Mais laissons la parole à Jules Ruelle.
« Né
le 12 janvier 1898, j’ai vécu ma première jeunesse au début du siècle, période
communément appelée « la belle époque », mais qui, dans nos villages
vignobles, doit plutôt être baptisée « la triste époque ». En effet,
autant que je me souvienne, entre 1900 et 1914, notre village du Val Perdu,
comme ses voisins, n’a connu que la misère.
La
majorité des habitants sont de petits vignerons exploitant de 50 à 150 ares de
vignes. Or, dès 1897, le phylloxéra a fait son apparition dans le vignoble
aubois, détruisant chaque année des dizaines d’hectares. Entre 1900 et 1906, il
n’existe plus aucune vigne en rapport. Les vignerons sont dans l’obligation de
dépenser leurs maigres économies pour reconstituer leur patrimoine et de passer
la plus grande partie de leur temps à arracher les souches mortes et défoncer à
la pioche le terrain, avant d’y replanter de nouveaux plants greffés sur
porte-greffe américain résistant au phylloxéra. Tout cela nécessite un travail
de forçat non rémunéré. Un certain nombre de jeunes quittent le village pour se
placer en ville ou dans des exploitations agricoles come domestiques.
Les
autres s’organisent pour tenir le coup et franchir ce mauvais cap. Les hommes,
l’hiver, s’embauchent sur les chantiers forestiers ; les femmes se livrent
à de menus travaux de tricotage sur des pièces de bonneterie, pour quelques
sous par jour.
Chaque
vigneron, en plus de son bien, exploite « à marchandise », une ou
deux vignes pour le compte de bourgeois de Bar-sur-Aube, situées dans le vallon
de Queue de Renard. (Je me souviens qu’on y découvrait de nombreux escargots
bouchés en labourant au printemps).

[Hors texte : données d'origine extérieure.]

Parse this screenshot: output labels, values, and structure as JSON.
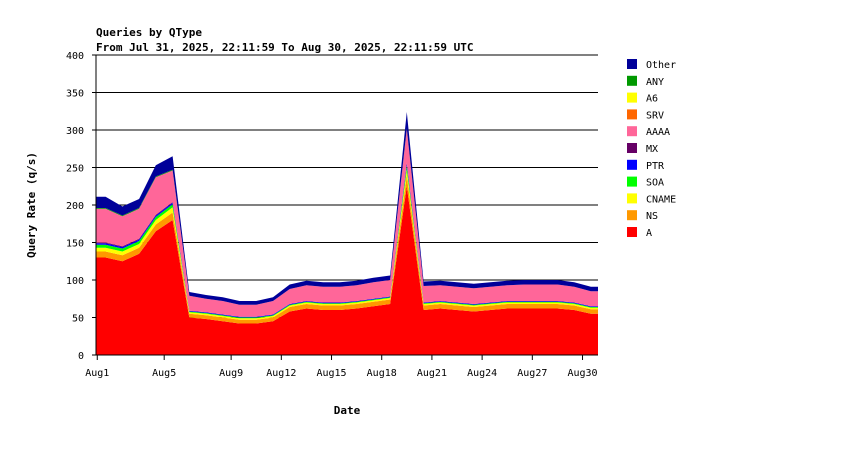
{
  "chart_data": {
    "type": "area",
    "stacked": true,
    "title": "Queries by QType",
    "subtitle": "From Jul 31, 2025, 22:11:59 To Aug 30, 2025, 22:11:59 UTC",
    "xlabel": "Date",
    "ylabel": "Query Rate (q/s)",
    "ylim": [
      0,
      400
    ],
    "yticks": [
      0,
      50,
      100,
      150,
      200,
      250,
      300,
      350,
      400
    ],
    "xlim": [
      "2025-07-31T22:11:59",
      "2025-08-30T22:11:59"
    ],
    "xticks": [
      {
        "label": "Aug1",
        "date": "2025-08-01"
      },
      {
        "label": "Aug5",
        "date": "2025-08-05"
      },
      {
        "label": "Aug9",
        "date": "2025-08-09"
      },
      {
        "label": "Aug12",
        "date": "2025-08-12"
      },
      {
        "label": "Aug15",
        "date": "2025-08-15"
      },
      {
        "label": "Aug18",
        "date": "2025-08-18"
      },
      {
        "label": "Aug21",
        "date": "2025-08-21"
      },
      {
        "label": "Aug24",
        "date": "2025-08-24"
      },
      {
        "label": "Aug27",
        "date": "2025-08-27"
      },
      {
        "label": "Aug30",
        "date": "2025-08-30"
      }
    ],
    "grid": "horizontal",
    "legend_position": "right",
    "legend": [
      {
        "name": "Other",
        "color": "#000099"
      },
      {
        "name": "ANY",
        "color": "#009900"
      },
      {
        "name": "A6",
        "color": "#ffff00"
      },
      {
        "name": "SRV",
        "color": "#ff6600"
      },
      {
        "name": "AAAA",
        "color": "#ff6699"
      },
      {
        "name": "MX",
        "color": "#660066"
      },
      {
        "name": "PTR",
        "color": "#0000ff"
      },
      {
        "name": "SOA",
        "color": "#00ff00"
      },
      {
        "name": "CNAME",
        "color": "#ffff00"
      },
      {
        "name": "NS",
        "color": "#ff9900"
      },
      {
        "name": "A",
        "color": "#ff0000"
      }
    ],
    "x": [
      "2025-08-01",
      "2025-08-02",
      "2025-08-03",
      "2025-08-04",
      "2025-08-05",
      "2025-08-06",
      "2025-08-07",
      "2025-08-08",
      "2025-08-09",
      "2025-08-10",
      "2025-08-11",
      "2025-08-12",
      "2025-08-13",
      "2025-08-14",
      "2025-08-15",
      "2025-08-16",
      "2025-08-17",
      "2025-08-18",
      "2025-08-19",
      "2025-08-20",
      "2025-08-21",
      "2025-08-22",
      "2025-08-23",
      "2025-08-24",
      "2025-08-25",
      "2025-08-26",
      "2025-08-27",
      "2025-08-28",
      "2025-08-29",
      "2025-08-30"
    ],
    "series": [
      {
        "name": "A",
        "values": [
          130,
          125,
          135,
          165,
          180,
          50,
          48,
          45,
          42,
          42,
          45,
          58,
          62,
          60,
          60,
          62,
          65,
          68,
          225,
          60,
          62,
          60,
          58,
          60,
          62,
          62,
          62,
          62,
          60,
          55
        ]
      },
      {
        "name": "NS",
        "values": [
          8,
          8,
          8,
          9,
          10,
          5,
          5,
          5,
          5,
          5,
          5,
          6,
          6,
          6,
          6,
          6,
          6,
          6,
          14,
          6,
          6,
          6,
          6,
          6,
          6,
          6,
          6,
          6,
          6,
          6
        ]
      },
      {
        "name": "CNAME",
        "values": [
          5,
          5,
          5,
          6,
          7,
          2,
          2,
          2,
          2,
          2,
          2,
          2,
          2,
          2,
          2,
          2,
          2,
          2,
          8,
          2,
          2,
          2,
          2,
          2,
          2,
          2,
          2,
          2,
          2,
          2
        ]
      },
      {
        "name": "SOA",
        "values": [
          4,
          4,
          4,
          4,
          4,
          1,
          1,
          1,
          1,
          1,
          1,
          1,
          1,
          1,
          1,
          1,
          1,
          1,
          5,
          1,
          1,
          1,
          1,
          1,
          1,
          1,
          1,
          1,
          1,
          1
        ]
      },
      {
        "name": "PTR",
        "values": [
          2,
          2,
          2,
          2,
          2,
          1,
          1,
          1,
          1,
          1,
          1,
          1,
          1,
          1,
          1,
          1,
          1,
          1,
          3,
          1,
          1,
          1,
          1,
          1,
          1,
          1,
          1,
          1,
          1,
          1
        ]
      },
      {
        "name": "MX",
        "values": [
          1,
          1,
          1,
          1,
          1,
          0,
          0,
          0,
          0,
          0,
          0,
          0,
          0,
          0,
          0,
          0,
          0,
          0,
          1,
          0,
          0,
          0,
          0,
          0,
          0,
          0,
          0,
          0,
          0,
          0
        ]
      },
      {
        "name": "AAAA",
        "values": [
          45,
          40,
          40,
          50,
          42,
          20,
          18,
          18,
          16,
          16,
          18,
          20,
          21,
          21,
          21,
          21,
          22,
          22,
          45,
          22,
          21,
          21,
          21,
          21,
          21,
          22,
          22,
          22,
          21,
          20
        ]
      },
      {
        "name": "SRV",
        "values": [
          0,
          0,
          0,
          0,
          0,
          0,
          0,
          0,
          0,
          0,
          0,
          0,
          0,
          0,
          0,
          0,
          0,
          0,
          0,
          0,
          0,
          0,
          0,
          0,
          0,
          0,
          0,
          0,
          0,
          0
        ]
      },
      {
        "name": "A6",
        "values": [
          0,
          0,
          0,
          0,
          0,
          0,
          0,
          0,
          0,
          0,
          0,
          0,
          0,
          0,
          0,
          0,
          0,
          0,
          0,
          0,
          0,
          0,
          0,
          0,
          0,
          0,
          0,
          0,
          0,
          0
        ]
      },
      {
        "name": "ANY",
        "values": [
          1,
          1,
          1,
          1,
          1,
          0,
          0,
          0,
          0,
          0,
          0,
          0,
          0,
          0,
          0,
          0,
          0,
          0,
          1,
          0,
          0,
          0,
          0,
          0,
          0,
          0,
          0,
          0,
          0,
          0
        ]
      },
      {
        "name": "Other",
        "values": [
          15,
          12,
          12,
          15,
          18,
          5,
          5,
          5,
          5,
          5,
          5,
          6,
          6,
          6,
          6,
          6,
          6,
          6,
          22,
          6,
          6,
          6,
          6,
          6,
          6,
          6,
          6,
          6,
          6,
          6
        ]
      }
    ]
  }
}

En juillet-août, les hommes partent faire
les moissons dans les fermes de la Brie où le travail se fait encore
entièrement à la faux. Je les vois encore partir, chargés de leurs outils de
travail et d’un sac de toile blanche contenant leur linge ; ils sont
accouplés deux par deux (faucheur et ramasseur). Ils sont absents trois ou
quatre semaines pour gagner une centaine de francs qui serviront à payer le
boulanger une bonne partie de l’année.
Ceux
qui ont une nombreuse famille vivent misérablement car on ne connait pas les
allocations familiales ni aucune autre œuvre sociale en faveur de la famille.
Quand la maladie entre dans un ménage, c’est la ruine complète. Ils vont
ensuite travailler à la batterie chez les cultivateurs du coin. Le salaire et
de 3 Frs par jour alors que pour les autres travaux il n’est que de 1,50 F ou 2
F suivant la saison.
Presque
chaque ménage possède une vache que les enfants font paître sur les friches et
le bord des chemins. Les produits de cet animal (lait, crème, beurre, fromage)

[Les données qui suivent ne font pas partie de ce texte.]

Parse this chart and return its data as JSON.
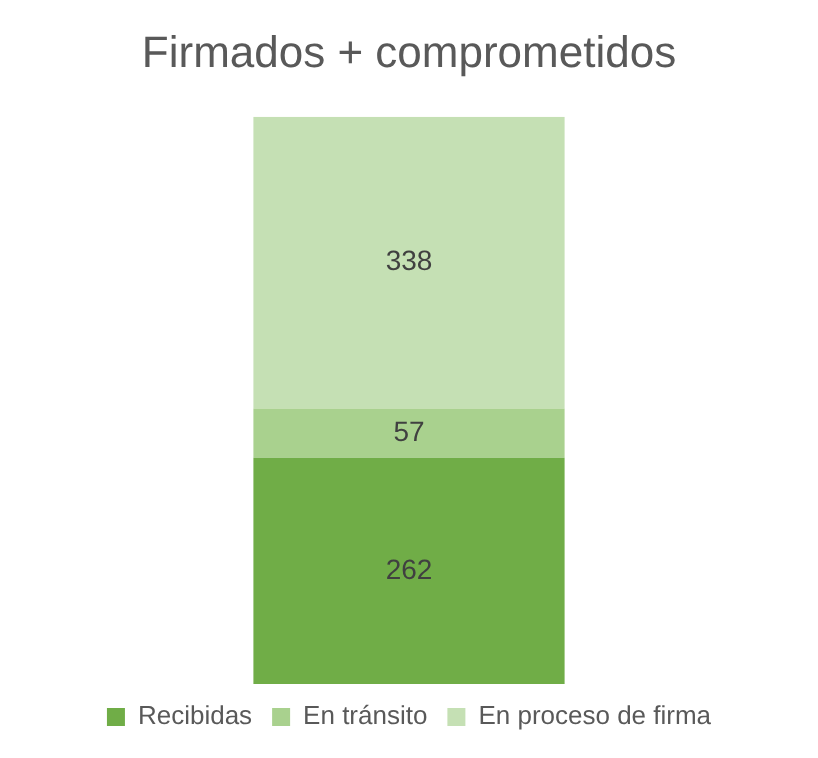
{
  "chart_data": {
    "type": "bar",
    "title": "Firmados + comprometidos",
    "categories": [
      null
    ],
    "stacked": true,
    "data_labels": true,
    "legend": "bottom",
    "tick_labels": false,
    "grid": false,
    "series": [
      {
        "name": "Recibidas",
        "color": "#70ad47",
        "values": [
          262
        ]
      },
      {
        "name": "En tránsito",
        "color": "#a9d18e",
        "values": [
          57
        ]
      },
      {
        "name": "En proceso de firma",
        "color": "#c5e0b4",
        "values": [
          338
        ]
      }
    ]
  }
}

sont en partie utilisés à la maison, mais la plus grosse part est vendue à la
ville, en même temps que quelques œufs, quelques lapins et, suivant la saison,
des fruits, des petits pois, des haricots cultivés entre les rangs des jeunes
plants de vignes. Je me souviens que de ma mère et mes grands-mères se
rendaient chaque samedi au marché de Bar-sur-Aube, et souvent deux fois par
semaine, pour vendre leurs produits transportés dans de lourds paniers
suspendus à chaque bras. A l’entrée de la ville, un droit d’octroi était
acquitté sur chaque panier et sur chaque animal de basse-cour.
Chaque
ménage, ou presque, élève un porc acheté en mai et sacrifié vers Noël. Le lard
et les jambons salés fournissent la viande et la graisse pour toute l’année,
car ma mère n’achète de viande de boucherie qu’une fois par semaine et le plus
souvent dans les bas morceaux, plus quelquefois une livre de saucisses ou
quelques abats ; je ne me souviens pas avoir su ce qu’était un bifteck au
cours de cette triste période.
La
nourriture est uniquement constituée par des potées de haricots, des potées de
choux verts et des ragoûts de pommes de terre, navets ou carottes, le tout
accommodé au lard ou au jambon que l’on conservait pendu au plafond après
salaison.
La
boisson est constituée par de la piquette faite avec de l’eau fermentée avec du
marc de raisin ; lorsqu’il n’y a pas de raisin par suite d’intempéries, on
a recours aux poires ou pommes sauvages pour confectionner la piquette. On ne
consomme du vin pur qu’à l’occasion d’une visite, mais chez les vignerons les
occasions sont nombreuses pour boire une chopine avec un parent ou un ami.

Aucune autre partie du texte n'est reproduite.